Methods We extracted available information from patient charts to describe cases and to compare them to the normal population of the ward. We conducted a cohort study to identify risk factors for pathogen acquisition. We sequenced the available isolates to determine the phylogenetic relatedness of Klebsiella pneumoniae isolates on the basis of their genome sequences.

Results The investigation comprises 37 cases and the 10 cases with ESBL (extended-spectrum beta-lactamase)-producing K. pneumoniae bloodstream infection. Descriptive epidemiology indicated that a continuous transmission from person to person was most likely. Results from the cohort study showed that ‘frequent manipulation’ (a proxy for increased exposure to medical procedures) was significantly associated with being a case (RR 1.44, 95% CI 1.02 to 2.19). Genome sequences revealed that all 48 bacterial isolates available for sequencing from 31 cases were closely related (maximum genetic distance, 12 single nucleotide polymorphisms). Based on our calculation of evolutionary rate and sequence diversity, we estimate that the outbreak strain was endemic since 2008.

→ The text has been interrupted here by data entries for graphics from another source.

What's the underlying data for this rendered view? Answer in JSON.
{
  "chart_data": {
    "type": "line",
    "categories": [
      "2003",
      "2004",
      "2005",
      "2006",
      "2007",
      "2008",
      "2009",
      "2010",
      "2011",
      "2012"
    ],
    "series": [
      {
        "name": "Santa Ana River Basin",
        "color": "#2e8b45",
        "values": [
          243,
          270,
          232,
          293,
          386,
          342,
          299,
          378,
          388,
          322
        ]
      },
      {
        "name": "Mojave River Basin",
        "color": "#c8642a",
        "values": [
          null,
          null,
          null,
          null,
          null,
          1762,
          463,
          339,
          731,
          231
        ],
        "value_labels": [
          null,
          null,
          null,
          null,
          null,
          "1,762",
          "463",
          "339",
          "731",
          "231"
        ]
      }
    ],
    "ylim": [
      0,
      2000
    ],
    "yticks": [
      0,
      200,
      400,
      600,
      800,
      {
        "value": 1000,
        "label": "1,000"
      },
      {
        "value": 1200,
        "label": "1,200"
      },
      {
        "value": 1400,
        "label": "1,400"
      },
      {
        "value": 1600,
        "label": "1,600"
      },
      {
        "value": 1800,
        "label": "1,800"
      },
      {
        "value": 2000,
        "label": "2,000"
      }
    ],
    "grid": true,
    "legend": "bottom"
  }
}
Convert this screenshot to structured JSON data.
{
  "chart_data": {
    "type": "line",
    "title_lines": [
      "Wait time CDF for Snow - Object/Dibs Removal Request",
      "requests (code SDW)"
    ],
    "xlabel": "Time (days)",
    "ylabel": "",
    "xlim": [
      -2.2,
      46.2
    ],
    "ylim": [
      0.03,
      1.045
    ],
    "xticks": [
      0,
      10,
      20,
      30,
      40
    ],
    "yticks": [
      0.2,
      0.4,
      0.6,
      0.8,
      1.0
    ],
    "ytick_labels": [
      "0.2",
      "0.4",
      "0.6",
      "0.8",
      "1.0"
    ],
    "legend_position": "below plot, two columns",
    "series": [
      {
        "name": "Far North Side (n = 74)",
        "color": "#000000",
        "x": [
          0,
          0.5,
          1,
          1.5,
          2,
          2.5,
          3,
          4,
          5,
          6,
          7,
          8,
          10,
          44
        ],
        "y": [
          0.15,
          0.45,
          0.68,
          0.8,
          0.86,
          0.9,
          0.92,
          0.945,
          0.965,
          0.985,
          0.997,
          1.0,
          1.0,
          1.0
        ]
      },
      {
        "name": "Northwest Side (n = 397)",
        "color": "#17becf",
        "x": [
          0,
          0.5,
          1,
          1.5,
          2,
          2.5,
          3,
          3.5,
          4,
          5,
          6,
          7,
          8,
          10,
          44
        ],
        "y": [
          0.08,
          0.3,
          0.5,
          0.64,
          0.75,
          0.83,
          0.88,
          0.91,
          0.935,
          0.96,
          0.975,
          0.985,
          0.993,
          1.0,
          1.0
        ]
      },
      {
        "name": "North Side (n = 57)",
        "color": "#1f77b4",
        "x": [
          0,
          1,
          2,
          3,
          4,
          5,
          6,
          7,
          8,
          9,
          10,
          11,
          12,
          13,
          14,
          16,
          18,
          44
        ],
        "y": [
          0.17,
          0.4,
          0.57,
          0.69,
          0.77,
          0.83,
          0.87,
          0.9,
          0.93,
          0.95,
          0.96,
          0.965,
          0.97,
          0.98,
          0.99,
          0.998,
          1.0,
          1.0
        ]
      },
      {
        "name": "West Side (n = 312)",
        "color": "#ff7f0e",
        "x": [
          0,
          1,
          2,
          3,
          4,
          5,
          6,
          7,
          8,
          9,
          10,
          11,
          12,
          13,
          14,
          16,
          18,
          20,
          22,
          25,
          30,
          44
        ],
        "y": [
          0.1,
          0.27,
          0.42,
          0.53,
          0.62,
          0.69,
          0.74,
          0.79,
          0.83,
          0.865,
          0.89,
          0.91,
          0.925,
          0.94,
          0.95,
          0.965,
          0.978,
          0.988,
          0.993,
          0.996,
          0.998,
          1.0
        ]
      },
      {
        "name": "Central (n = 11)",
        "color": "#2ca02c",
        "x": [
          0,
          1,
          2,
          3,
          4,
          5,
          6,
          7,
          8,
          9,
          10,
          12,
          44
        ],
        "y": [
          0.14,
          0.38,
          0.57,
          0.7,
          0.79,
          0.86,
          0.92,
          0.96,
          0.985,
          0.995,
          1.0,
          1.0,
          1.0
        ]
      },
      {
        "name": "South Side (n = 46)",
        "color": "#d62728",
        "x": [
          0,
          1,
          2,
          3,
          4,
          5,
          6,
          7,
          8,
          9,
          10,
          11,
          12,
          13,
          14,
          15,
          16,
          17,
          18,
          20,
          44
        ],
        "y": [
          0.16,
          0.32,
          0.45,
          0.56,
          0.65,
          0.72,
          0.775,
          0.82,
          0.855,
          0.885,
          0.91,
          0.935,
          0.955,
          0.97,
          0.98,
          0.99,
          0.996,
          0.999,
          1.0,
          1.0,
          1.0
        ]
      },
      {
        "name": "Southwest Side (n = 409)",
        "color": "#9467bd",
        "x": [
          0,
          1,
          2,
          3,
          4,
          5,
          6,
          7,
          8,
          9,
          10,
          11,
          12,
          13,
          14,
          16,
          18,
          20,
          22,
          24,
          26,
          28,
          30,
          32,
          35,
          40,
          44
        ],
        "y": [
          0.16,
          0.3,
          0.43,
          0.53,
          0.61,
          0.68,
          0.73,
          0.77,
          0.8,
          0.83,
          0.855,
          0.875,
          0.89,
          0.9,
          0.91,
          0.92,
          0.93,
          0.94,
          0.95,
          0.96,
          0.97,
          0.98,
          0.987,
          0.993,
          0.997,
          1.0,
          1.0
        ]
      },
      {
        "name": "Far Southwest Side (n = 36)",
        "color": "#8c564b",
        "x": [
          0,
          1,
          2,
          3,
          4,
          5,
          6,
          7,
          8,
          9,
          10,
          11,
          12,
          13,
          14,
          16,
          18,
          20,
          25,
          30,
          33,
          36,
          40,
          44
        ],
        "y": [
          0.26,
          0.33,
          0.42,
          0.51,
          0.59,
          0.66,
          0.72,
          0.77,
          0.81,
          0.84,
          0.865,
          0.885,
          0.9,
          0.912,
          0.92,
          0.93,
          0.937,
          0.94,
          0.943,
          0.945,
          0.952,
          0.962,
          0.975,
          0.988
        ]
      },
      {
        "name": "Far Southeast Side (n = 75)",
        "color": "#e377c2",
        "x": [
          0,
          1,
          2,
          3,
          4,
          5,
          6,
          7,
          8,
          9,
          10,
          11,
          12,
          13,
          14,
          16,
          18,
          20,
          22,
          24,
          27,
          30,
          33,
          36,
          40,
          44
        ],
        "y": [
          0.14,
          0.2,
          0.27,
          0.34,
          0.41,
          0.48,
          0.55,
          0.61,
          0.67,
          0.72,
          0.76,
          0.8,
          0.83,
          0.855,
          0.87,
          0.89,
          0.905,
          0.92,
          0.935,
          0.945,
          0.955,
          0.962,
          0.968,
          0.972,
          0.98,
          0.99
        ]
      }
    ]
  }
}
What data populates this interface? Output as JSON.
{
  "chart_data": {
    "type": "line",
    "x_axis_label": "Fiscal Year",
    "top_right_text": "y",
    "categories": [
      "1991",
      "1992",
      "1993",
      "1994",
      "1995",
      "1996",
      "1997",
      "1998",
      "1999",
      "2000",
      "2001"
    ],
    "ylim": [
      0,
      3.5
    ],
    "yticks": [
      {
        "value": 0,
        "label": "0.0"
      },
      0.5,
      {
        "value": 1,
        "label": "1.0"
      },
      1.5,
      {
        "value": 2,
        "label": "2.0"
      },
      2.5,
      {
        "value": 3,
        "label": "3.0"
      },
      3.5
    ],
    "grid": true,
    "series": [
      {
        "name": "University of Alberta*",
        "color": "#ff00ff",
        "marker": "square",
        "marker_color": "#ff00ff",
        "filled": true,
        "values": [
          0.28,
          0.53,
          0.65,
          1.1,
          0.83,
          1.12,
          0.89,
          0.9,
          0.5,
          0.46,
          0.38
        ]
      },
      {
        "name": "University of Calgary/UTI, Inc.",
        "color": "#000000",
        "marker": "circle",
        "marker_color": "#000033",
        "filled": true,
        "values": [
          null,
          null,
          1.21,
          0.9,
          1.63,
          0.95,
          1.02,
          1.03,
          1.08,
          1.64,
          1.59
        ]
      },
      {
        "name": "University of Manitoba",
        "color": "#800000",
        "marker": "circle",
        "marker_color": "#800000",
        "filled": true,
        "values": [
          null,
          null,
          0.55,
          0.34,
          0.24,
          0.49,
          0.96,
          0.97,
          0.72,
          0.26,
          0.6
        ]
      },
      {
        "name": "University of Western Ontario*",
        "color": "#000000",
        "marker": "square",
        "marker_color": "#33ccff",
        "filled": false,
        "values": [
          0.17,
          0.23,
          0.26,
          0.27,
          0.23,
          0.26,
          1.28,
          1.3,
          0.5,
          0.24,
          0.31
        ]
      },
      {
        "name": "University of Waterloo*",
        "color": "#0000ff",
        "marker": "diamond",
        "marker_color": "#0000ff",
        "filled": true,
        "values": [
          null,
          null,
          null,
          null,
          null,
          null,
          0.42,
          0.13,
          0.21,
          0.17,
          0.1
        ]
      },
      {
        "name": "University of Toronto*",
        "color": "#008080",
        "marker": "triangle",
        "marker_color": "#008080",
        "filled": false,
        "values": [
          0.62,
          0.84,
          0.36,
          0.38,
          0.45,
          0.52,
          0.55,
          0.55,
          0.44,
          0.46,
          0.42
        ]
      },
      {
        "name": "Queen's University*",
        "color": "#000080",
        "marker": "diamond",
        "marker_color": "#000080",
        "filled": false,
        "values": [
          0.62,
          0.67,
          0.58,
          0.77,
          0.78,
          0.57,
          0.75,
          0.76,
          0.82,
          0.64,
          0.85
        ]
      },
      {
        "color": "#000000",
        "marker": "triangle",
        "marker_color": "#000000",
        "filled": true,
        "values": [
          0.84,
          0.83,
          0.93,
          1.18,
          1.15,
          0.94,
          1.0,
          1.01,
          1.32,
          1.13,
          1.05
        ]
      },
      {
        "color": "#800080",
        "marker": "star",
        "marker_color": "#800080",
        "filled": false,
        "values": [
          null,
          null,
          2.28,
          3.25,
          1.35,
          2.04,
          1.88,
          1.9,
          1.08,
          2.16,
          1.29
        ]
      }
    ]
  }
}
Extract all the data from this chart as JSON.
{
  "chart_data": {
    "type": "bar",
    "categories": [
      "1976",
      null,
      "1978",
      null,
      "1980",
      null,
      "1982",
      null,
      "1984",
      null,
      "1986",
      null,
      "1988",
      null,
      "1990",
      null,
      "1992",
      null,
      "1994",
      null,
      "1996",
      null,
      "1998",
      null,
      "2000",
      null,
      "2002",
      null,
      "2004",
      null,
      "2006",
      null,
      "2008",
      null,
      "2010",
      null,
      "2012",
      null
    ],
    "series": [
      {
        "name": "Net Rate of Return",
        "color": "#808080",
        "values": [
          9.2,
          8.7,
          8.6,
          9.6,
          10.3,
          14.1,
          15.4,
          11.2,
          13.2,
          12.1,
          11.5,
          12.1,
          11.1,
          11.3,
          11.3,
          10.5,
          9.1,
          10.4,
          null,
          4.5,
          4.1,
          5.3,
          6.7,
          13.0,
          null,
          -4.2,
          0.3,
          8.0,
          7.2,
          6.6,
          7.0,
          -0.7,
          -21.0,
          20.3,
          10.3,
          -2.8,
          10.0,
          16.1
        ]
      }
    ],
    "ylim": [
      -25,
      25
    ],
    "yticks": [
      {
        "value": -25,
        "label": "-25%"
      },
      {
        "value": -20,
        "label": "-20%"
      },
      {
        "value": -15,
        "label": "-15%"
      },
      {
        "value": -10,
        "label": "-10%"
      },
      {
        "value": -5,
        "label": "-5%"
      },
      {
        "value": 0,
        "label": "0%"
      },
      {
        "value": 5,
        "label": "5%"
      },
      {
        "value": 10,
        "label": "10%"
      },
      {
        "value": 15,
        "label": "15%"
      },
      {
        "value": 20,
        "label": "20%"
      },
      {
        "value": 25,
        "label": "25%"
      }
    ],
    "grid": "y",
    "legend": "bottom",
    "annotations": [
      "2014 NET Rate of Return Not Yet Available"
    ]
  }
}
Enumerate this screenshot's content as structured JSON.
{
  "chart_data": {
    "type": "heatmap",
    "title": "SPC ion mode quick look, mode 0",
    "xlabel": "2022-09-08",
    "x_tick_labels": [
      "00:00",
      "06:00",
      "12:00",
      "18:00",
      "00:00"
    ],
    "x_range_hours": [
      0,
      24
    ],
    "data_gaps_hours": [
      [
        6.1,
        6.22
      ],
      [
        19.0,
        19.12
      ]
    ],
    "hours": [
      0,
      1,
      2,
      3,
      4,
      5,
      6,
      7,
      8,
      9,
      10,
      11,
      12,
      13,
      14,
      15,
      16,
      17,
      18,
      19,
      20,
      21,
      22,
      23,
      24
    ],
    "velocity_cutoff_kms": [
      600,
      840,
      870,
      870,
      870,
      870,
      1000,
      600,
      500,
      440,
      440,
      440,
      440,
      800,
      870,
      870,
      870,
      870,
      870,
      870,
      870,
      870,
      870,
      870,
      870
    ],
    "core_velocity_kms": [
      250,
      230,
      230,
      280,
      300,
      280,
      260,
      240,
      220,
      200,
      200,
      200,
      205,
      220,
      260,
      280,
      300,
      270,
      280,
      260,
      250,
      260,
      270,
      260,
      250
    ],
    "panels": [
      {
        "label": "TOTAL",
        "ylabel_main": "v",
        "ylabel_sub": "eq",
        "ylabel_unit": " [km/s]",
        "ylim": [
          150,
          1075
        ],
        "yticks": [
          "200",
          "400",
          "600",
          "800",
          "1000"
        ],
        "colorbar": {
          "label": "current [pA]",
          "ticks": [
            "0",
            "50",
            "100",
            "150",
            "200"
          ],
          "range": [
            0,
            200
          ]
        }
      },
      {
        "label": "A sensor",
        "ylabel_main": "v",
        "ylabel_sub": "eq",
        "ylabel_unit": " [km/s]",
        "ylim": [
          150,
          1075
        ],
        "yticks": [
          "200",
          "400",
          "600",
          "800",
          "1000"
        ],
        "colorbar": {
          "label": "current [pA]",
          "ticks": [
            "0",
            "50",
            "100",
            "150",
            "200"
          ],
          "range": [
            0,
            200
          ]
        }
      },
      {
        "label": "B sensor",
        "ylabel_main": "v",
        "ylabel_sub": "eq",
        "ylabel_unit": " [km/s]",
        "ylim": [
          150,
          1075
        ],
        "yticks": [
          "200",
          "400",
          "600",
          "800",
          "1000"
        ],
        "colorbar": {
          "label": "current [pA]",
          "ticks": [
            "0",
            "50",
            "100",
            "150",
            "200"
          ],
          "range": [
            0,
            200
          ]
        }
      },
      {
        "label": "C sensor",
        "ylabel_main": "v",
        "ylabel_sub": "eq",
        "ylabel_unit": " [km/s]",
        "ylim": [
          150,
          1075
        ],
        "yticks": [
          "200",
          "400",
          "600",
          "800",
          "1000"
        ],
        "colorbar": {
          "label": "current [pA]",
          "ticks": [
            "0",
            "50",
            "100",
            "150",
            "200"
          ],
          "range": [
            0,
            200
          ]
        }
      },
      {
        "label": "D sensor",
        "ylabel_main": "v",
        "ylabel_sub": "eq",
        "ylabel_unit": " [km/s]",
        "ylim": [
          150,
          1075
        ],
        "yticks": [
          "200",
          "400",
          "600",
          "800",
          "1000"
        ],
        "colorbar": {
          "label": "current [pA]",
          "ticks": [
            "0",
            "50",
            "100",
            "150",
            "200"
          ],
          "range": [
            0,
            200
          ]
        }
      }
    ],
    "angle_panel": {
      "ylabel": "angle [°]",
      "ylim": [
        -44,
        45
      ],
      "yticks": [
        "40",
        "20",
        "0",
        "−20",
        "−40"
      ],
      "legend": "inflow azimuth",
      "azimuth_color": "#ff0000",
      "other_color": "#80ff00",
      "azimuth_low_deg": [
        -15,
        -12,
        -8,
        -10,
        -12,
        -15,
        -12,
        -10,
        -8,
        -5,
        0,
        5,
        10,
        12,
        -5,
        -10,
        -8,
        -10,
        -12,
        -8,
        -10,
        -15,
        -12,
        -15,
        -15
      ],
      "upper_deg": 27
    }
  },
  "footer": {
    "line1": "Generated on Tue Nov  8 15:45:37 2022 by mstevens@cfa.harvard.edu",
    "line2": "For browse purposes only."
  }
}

Conclusions Epidemiological and phylogenetic analyses consistently indicated that there were additional, undiscovered cases prior to the onset of microbiological screening and that the spread of the pathogen remained undetected over several years, driven predominantly by person-to-person transmission. Whole-genome sequencing provided valuable information on the onset, course and size of the outbreak, and on possible ways of transmission.